Страница 12 из 23
.. Кончался сентябрь, а дела с учебой шли всё хуже и хуже. Под угрозой полного краха было три предмета – русский, математика и физика. Уговорила-таки школьное руководство дать мне физику в седьмых, а русский и математику – хотя бы на замене, когда болели основные учителя (а болели они часто). Теперь я могла бывать в школе в любое время, не опасаясь косых взглядов. Ну, и наши дети стали ходить в школу с большей охотой – теперь и у них в школе были «свои» (точнее – «своя»). Ведь за них родители не вступались – в случае чего. Кабинет физики стал местом под названием «место встречи изменить нельзя»: теперь на переменках там собирались почти все мои воспитанники – будто бы проверять, хорошо ли у мен я идут дела, не надо ли кому «ряху начистить»… (Вообще они очень ревниво следили за моими отношениями с домашними детьми, среди которых, кстати, тоже было много «бесхозных».) Встречаясь в коридорах школы, мои здоровались со мной раз по пяти на дню, да как громко! Чтоб аж на другом этаже слышно было. Таким образом, наметились кое-какие сдвиги и на ниве просвещения. Да и вообще жить стало чуток полегче… Ну и приработок от уроков, хоть и небольшое, но всё же подспорье в семейный бюджет, хотя и не только.
С отбоем же дела обстояли по-прежнему из рук вон. Даже загнав детей в постель по сигналу отбоя, воспитатель не мог быть уверен, что после его ухода они не начнут носиться по пустым коридорам, абсолютно игнорируя ночную дежурную.
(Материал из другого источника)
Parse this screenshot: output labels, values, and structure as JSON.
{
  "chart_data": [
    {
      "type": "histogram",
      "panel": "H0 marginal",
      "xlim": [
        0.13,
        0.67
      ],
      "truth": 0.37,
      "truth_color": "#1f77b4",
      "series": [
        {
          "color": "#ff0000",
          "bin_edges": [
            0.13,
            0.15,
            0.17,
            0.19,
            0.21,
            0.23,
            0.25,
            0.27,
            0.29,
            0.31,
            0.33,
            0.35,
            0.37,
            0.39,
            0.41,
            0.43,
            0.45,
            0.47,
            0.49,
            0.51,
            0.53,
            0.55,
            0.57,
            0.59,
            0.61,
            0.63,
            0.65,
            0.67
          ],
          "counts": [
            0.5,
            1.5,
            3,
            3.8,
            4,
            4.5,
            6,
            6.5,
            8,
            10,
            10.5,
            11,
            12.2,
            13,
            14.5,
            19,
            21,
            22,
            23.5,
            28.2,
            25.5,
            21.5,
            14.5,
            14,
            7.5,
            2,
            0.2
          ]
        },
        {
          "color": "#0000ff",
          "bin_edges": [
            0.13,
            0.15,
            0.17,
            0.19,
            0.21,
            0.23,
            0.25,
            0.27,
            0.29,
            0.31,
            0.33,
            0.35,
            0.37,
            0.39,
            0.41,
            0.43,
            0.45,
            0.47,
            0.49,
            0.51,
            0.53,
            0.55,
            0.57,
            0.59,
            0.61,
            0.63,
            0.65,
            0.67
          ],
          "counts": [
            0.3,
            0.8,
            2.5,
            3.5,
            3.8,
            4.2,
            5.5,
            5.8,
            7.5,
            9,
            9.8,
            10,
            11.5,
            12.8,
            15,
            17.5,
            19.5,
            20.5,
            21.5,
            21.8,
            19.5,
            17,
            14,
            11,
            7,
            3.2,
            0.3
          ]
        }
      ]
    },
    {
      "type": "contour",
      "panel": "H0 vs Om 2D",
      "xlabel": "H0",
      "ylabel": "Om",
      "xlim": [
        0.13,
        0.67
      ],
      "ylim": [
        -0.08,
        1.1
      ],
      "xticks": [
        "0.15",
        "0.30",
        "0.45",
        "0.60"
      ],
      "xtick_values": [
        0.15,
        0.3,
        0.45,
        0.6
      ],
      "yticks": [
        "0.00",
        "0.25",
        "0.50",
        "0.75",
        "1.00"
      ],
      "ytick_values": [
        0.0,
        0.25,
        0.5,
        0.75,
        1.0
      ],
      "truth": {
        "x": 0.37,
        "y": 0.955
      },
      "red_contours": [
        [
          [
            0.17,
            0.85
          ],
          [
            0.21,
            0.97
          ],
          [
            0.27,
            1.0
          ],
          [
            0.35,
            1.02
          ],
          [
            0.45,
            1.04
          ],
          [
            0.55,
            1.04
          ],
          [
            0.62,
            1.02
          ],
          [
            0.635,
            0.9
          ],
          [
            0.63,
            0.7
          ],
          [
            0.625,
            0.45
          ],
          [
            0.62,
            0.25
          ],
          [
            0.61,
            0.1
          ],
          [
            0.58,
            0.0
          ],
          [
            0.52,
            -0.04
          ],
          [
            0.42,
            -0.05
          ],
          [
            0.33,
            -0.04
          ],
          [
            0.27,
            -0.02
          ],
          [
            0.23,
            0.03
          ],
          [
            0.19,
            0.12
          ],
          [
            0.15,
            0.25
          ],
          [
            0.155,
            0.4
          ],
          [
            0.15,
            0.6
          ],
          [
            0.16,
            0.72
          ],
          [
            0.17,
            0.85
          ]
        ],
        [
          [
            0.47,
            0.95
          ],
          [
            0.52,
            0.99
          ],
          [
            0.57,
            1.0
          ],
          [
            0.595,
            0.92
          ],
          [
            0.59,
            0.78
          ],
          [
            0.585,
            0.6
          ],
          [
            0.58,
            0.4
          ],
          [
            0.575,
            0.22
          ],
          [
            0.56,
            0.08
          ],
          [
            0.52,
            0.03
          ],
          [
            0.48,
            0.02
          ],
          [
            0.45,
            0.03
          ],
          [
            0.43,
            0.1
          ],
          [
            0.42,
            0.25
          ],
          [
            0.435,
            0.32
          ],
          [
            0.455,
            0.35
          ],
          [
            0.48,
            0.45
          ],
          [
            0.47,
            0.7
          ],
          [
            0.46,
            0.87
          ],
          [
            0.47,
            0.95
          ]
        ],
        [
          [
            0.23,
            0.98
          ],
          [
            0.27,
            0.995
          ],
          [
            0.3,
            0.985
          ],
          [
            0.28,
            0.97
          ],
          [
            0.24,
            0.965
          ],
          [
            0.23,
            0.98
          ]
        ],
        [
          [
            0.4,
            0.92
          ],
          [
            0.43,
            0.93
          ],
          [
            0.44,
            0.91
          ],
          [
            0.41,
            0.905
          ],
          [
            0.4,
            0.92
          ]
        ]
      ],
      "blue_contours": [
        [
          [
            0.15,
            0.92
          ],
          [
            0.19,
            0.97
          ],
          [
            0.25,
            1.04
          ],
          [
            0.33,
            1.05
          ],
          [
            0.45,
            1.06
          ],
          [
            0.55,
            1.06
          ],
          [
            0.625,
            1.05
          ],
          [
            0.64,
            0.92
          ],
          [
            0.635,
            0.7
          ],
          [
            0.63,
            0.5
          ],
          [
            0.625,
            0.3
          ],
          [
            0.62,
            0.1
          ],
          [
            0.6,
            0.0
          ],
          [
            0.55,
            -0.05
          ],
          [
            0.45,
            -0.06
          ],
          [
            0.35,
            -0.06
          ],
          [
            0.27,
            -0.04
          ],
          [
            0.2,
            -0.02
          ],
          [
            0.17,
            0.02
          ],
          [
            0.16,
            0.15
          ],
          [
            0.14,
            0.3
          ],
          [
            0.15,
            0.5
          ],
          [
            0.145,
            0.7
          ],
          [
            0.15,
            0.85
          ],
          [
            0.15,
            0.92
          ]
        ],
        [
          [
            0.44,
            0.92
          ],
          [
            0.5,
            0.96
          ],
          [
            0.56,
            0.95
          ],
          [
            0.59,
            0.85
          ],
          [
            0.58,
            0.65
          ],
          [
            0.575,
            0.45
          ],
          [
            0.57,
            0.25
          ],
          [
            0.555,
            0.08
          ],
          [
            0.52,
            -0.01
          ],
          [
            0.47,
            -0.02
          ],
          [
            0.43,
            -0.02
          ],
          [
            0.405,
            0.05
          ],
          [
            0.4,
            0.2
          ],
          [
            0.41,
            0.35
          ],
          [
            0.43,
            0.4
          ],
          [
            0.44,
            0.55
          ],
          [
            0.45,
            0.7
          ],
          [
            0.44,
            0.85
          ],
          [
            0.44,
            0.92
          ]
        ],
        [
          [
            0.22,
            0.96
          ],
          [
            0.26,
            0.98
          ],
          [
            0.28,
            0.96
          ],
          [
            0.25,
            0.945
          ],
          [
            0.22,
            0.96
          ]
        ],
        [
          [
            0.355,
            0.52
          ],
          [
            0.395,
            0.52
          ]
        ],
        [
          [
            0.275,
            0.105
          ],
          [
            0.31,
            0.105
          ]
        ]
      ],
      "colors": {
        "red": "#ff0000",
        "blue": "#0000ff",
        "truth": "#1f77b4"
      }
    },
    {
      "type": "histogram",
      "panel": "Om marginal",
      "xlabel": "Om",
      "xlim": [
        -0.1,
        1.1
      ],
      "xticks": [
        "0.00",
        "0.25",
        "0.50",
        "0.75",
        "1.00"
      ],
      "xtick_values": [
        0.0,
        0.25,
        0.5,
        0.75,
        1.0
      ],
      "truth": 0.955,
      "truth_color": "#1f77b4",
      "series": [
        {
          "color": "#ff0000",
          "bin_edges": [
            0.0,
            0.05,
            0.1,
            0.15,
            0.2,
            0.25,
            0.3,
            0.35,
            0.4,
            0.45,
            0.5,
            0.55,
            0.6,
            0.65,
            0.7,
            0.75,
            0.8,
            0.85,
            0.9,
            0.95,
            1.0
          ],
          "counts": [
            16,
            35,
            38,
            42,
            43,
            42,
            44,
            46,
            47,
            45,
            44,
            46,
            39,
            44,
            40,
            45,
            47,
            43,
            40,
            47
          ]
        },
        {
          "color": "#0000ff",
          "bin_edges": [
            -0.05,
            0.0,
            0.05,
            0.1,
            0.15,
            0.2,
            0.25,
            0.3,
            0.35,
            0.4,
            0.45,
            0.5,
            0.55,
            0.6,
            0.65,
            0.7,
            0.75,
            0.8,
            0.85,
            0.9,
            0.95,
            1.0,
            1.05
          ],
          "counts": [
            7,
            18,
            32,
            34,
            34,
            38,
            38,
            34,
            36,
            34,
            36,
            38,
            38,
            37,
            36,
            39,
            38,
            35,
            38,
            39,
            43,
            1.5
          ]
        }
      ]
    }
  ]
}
И это – самое бесхитростное времяпрепровождение… Весной, когда «адреналин хлестнул в кровь» и страсти закипели с новой силой, визиты на запретные этажи сделались эпидемией. Предупрежденная мудрой воспитательницей второго отряда, Матроной (она же Лидуха), я ничего лучшего не смогла придумать, как переселиться на время в детдом и спать в бытовке на раскладушке, вдыхая кошмарные запахи мокрой обуви, которая, кстати, здесь и сушилась, и грязных носков, которые «стояли» в углу.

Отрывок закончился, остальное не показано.